Insofar as the authors, who are not behavioral neuroscientists, understand the underlying Avatar experiment, they would like to raise the following point.
Spatial orientation is, in essence, a sequential task. The authors feel that the conceptual approach behind the training of AvatarNet on static images does not adequately reflect the sequential nature of the task.
This approach assumes that information about the behaviour during the task can be successfully encoded or compressed in a single image taken at a specific point in time during the subject's exploration, in terms of vision and movement, of the experiment's artificial environment, image which is then classified by AvatarNet into one or the other category.
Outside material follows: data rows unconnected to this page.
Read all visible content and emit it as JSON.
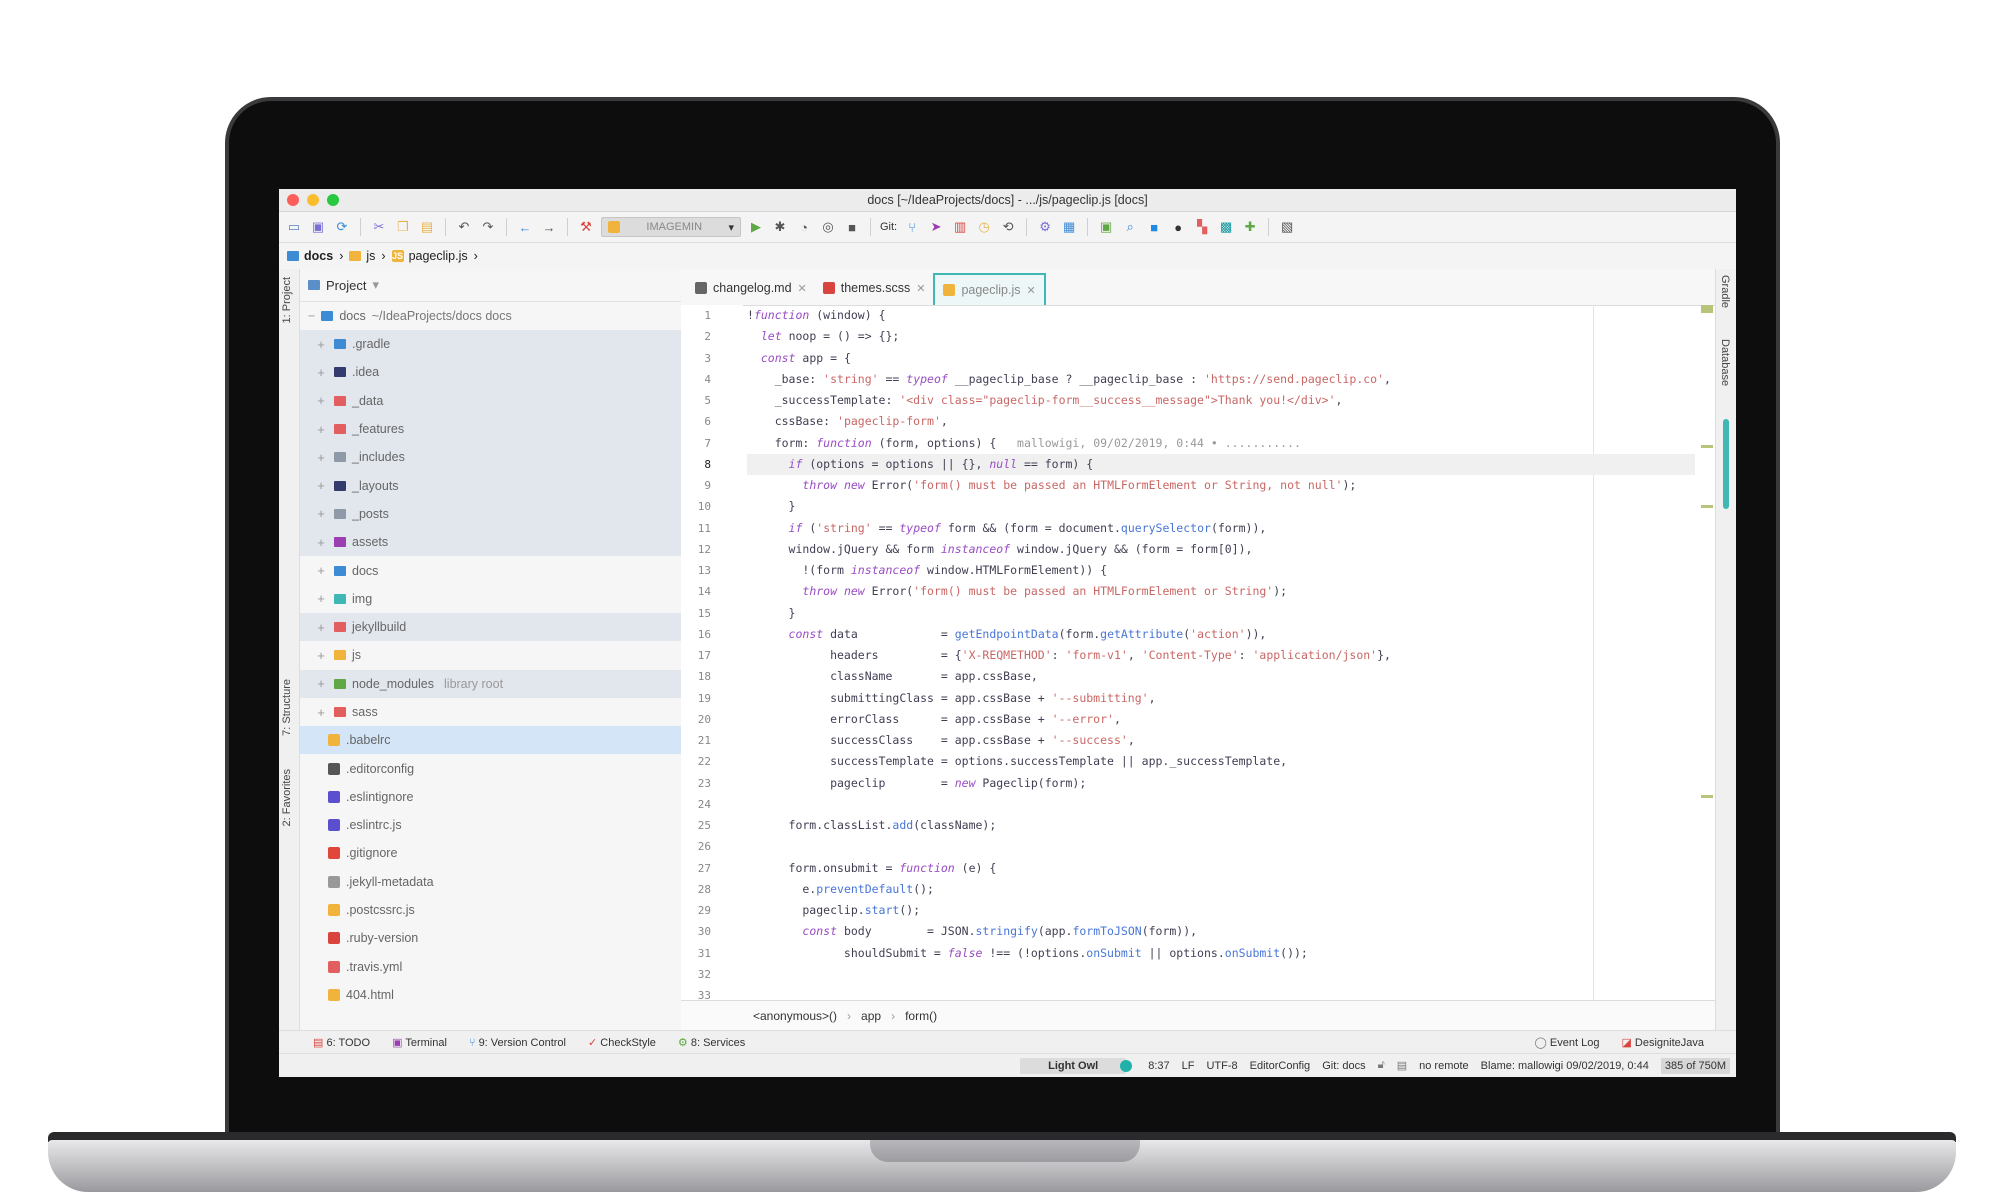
{
  "window": {
    "title": "docs [~/IdeaProjects/docs] - .../js/pageclip.js [docs]"
  },
  "toolbar": {
    "run_config": "IMAGEMIN",
    "git_label": "Git:"
  },
  "breadcrumb": [
    "docs",
    "js",
    "pageclip.js"
  ],
  "side_tabs": {
    "left": [
      "1: Project",
      "7: Structure",
      "2: Favorites"
    ],
    "right": [
      "Gradle",
      "Database"
    ]
  },
  "project": {
    "header": "Project",
    "root_name": "docs",
    "root_path": "~/IdeaProjects/docs docs",
    "items": [
      {
        "name": ".gradle",
        "type": "folder",
        "color": "#3d8bd4",
        "shaded": true
      },
      {
        "name": ".idea",
        "type": "folder",
        "color": "#333b6e",
        "shaded": true
      },
      {
        "name": "_data",
        "type": "folder",
        "color": "#e35e5e",
        "shaded": true
      },
      {
        "name": "_features",
        "type": "folder",
        "color": "#e35e5e",
        "shaded": true
      },
      {
        "name": "_includes",
        "type": "folder",
        "color": "#8e9aa8",
        "shaded": true
      },
      {
        "name": "_layouts",
        "type": "folder",
        "color": "#333b6e",
        "shaded": true
      },
      {
        "name": "_posts",
        "type": "folder",
        "color": "#8e9aa8",
        "shaded": true
      },
      {
        "name": "assets",
        "type": "folder",
        "color": "#9b3fb0",
        "shaded": true
      },
      {
        "name": "docs",
        "type": "folder",
        "color": "#3d8bd4",
        "shaded": false
      },
      {
        "name": "img",
        "type": "folder",
        "color": "#3fb7b4",
        "shaded": false
      },
      {
        "name": "jekyllbuild",
        "type": "folder",
        "color": "#e35e5e",
        "shaded": true
      },
      {
        "name": "js",
        "type": "folder",
        "color": "#f0b43c",
        "shaded": false
      },
      {
        "name": "node_modules",
        "sub": "library root",
        "type": "folder",
        "color": "#5fa845",
        "shaded": true
      },
      {
        "name": "sass",
        "type": "folder",
        "color": "#e35e5e",
        "shaded": false
      },
      {
        "name": ".babelrc",
        "type": "file",
        "color": "#f0b43c",
        "selected": true
      },
      {
        "name": ".editorconfig",
        "type": "file",
        "color": "#555"
      },
      {
        "name": ".eslintignore",
        "type": "file",
        "color": "#5b4fcf"
      },
      {
        "name": ".eslintrc.js",
        "type": "file",
        "color": "#5b4fcf"
      },
      {
        "name": ".gitignore",
        "type": "file",
        "color": "#e0463a"
      },
      {
        "name": ".jekyll-metadata",
        "type": "file",
        "color": "#999"
      },
      {
        "name": ".postcssrc.js",
        "type": "file",
        "color": "#f0b43c"
      },
      {
        "name": ".ruby-version",
        "type": "file",
        "color": "#d9443f"
      },
      {
        "name": ".travis.yml",
        "type": "file",
        "color": "#e35e5e"
      },
      {
        "name": "404.html",
        "type": "file",
        "color": "#f0b43c"
      }
    ]
  },
  "tabs": [
    {
      "label": "changelog.md",
      "active": false,
      "icon_color": "#666"
    },
    {
      "label": "themes.scss",
      "active": false,
      "icon_color": "#d9443f"
    },
    {
      "label": "pageclip.js",
      "active": true,
      "icon_color": "#f0b43c"
    }
  ],
  "editor": {
    "current_line": 8,
    "lines": [
      "!function (window) {",
      "  let noop = () => {};",
      "  const app = {",
      "    _base: 'string' == typeof __pageclip_base ? __pageclip_base : 'https://send.pageclip.co',",
      "    _successTemplate: '<div class=\"pageclip-form__success__message\">Thank you!</div>',",
      "    cssBase: 'pageclip-form',",
      "    form: function (form, options) {   mallowigi, 09/02/2019, 0:44 • ...........",
      "      if (options = options || {}, null == form) {",
      "        throw new Error('form() must be passed an HTMLFormElement or String, not null');",
      "      }",
      "      if ('string' == typeof form && (form = document.querySelector(form)),",
      "      window.jQuery && form instanceof window.jQuery && (form = form[0]),",
      "        !(form instanceof window.HTMLFormElement)) {",
      "        throw new Error('form() must be passed an HTMLFormElement or String');",
      "      }",
      "      const data            = getEndpointData(form.getAttribute('action')),",
      "            headers         = {'X-REQMETHOD': 'form-v1', 'Content-Type': 'application/json'},",
      "            className       = app.cssBase,",
      "            submittingClass = app.cssBase + '--submitting',",
      "            errorClass      = app.cssBase + '--error',",
      "            successClass    = app.cssBase + '--success',",
      "            successTemplate = options.successTemplate || app._successTemplate,",
      "            pageclip        = new Pageclip(form);",
      "",
      "      form.classList.add(className);",
      "",
      "      form.onsubmit = function (e) {",
      "        e.preventDefault();",
      "        pageclip.start();",
      "        const body        = JSON.stringify(app.formToJSON(form)),",
      "              shouldSubmit = false !== (!options.onSubmit || options.onSubmit());",
      "",
      ""
    ]
  },
  "code_breadcrumb": [
    "<anonymous>()",
    "app",
    "form()"
  ],
  "tool_windows": {
    "left": [
      "6: TODO",
      "Terminal",
      "9: Version Control",
      "CheckStyle",
      "8: Services"
    ],
    "right": [
      "Event Log",
      "DesigniteJava"
    ]
  },
  "status": {
    "theme": "Light Owl",
    "position": "8:37",
    "line_sep": "LF",
    "encoding": "UTF-8",
    "editorconfig": "EditorConfig",
    "git": "Git: docs",
    "remote": "no remote",
    "blame": "Blame: mallowigi 09/02/2019, 0:44",
    "memory": "385 of 750M"
  },
  "colors": {
    "accent": "#3fb7b4",
    "keyword": "#994cc3",
    "string": "#c96765",
    "function": "#4876d6"
  }
}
Training a network to classify such static images, and using it as a model for the considered behavioral task, raises the question of what the model actually learns in terms of internal representations, but more importantly of how relevant these internal representations would be in terms of actual insights into the human decisional process during the task.
The authors would like to suggest investigating an alternate approach:
- using a network architecture that can conceptually capture the sequential nature of the stimuli absorbed by a subject during the orientation task;
- subsequently applying a relevant XAI method; ... which combined might give the insights into the human subject's decision process that the Avatar team are looking for.
The exact nature of both technical solutions, to date, remains to be determined (see in particular explainability method
above).
The authors feel that it might be worth exploring, through a future analysis of the state of the art, whether recurrent networks such as computer vision LSTMs or GRUs would be:
- applicable to the Avatar dataset in its extant state (without either data augmentation or additional data acquisition);
- technically feasible and practical (previous implementations ? training time ?);
- biologically plausible as models of the decision process in the human visual cortex.